1880 novel by Jens Peter Jacobsen

Niels Lyhne is an 1880 novel written by the Danish author Jens Peter Jacobsen.

== General description ==
A naturalistic work, Niels Lyhne is considered to be part of the Modern Breakthrough, a style of Realism native to Scandinavia; however, the novel does contain several romantic elements, and it relies and expands on romantic themes (examination of individual struggle and consciousness; artistic expression and inspiration), while it also ironizes them. The story chronicles the titular character's renunciation of his faith, his various bereavements and, ultimately, it depicts his disillusionment and his death. This disillusionment is part and parcel of the work's naturalism—focusing on his failures as a lover and as an artist, Niels Lyhne demonstrates the individual's helplessness and serves as a critique of atheism as well as faith.

Georg Lukács cites the novel in his influential Meaning of Contemporary Realism as the "first novel to describe this state of mind of the atheistic bourgeois intelligentsia".
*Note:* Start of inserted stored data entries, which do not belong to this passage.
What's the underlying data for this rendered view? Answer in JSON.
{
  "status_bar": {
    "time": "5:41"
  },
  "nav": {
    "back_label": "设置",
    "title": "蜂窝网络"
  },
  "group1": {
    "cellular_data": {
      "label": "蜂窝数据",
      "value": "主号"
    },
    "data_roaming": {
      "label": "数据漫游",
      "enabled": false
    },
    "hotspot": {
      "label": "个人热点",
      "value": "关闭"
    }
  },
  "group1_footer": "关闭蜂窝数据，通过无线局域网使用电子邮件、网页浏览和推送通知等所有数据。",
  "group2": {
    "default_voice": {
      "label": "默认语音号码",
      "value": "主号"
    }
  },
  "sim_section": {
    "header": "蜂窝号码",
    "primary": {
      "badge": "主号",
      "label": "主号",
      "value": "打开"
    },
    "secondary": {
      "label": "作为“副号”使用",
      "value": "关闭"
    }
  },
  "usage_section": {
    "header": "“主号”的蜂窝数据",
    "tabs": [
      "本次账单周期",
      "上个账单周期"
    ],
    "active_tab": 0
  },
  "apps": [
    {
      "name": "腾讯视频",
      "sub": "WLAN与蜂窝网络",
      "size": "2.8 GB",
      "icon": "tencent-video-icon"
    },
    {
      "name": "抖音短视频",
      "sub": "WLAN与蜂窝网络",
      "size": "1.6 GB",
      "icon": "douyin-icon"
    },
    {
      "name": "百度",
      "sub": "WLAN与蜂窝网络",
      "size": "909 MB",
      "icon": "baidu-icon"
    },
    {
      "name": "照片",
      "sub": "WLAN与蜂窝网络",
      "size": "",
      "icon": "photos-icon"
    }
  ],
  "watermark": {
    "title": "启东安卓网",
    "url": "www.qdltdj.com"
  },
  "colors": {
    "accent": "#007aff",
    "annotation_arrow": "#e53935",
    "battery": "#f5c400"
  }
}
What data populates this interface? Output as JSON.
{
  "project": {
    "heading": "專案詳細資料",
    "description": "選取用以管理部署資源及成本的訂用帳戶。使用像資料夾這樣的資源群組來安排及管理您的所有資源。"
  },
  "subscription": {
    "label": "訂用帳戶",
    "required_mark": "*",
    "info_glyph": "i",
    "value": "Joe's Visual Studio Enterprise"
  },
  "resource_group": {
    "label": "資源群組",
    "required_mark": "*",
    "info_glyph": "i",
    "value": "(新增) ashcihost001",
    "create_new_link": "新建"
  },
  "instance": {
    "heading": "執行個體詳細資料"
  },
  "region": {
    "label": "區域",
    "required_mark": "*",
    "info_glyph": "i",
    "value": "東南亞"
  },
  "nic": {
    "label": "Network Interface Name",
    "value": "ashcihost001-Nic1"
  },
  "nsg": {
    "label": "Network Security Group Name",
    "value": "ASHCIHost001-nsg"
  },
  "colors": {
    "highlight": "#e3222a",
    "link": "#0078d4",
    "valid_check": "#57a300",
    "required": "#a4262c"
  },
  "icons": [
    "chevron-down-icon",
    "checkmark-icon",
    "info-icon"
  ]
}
Rainer Maria Rilke, in Letters to a Young Poet, cites the Bible and Jacobsen's work as the two books most worth reading. Since a focus of Niels Lyhne is how the nonbeliever deals with death, in pairing this novel with the Bible, Rilke sets the unwary young poet upon the dialectic. Further, this work may be considered a forerunner of the existentialist novels of mid-20th century France.

== Translations into English ==
The novel was translated as Siren Voices (1896) by Ethel F. L. Robertson (otherwise known by her nom de plume, Henry Handel Richardson). A translation by Hanna Astrup Larsen was published in 1919, followed by a third translation in 1990 by Tiina Nunnally (Fjord Press, 1990; Penguin, 2006).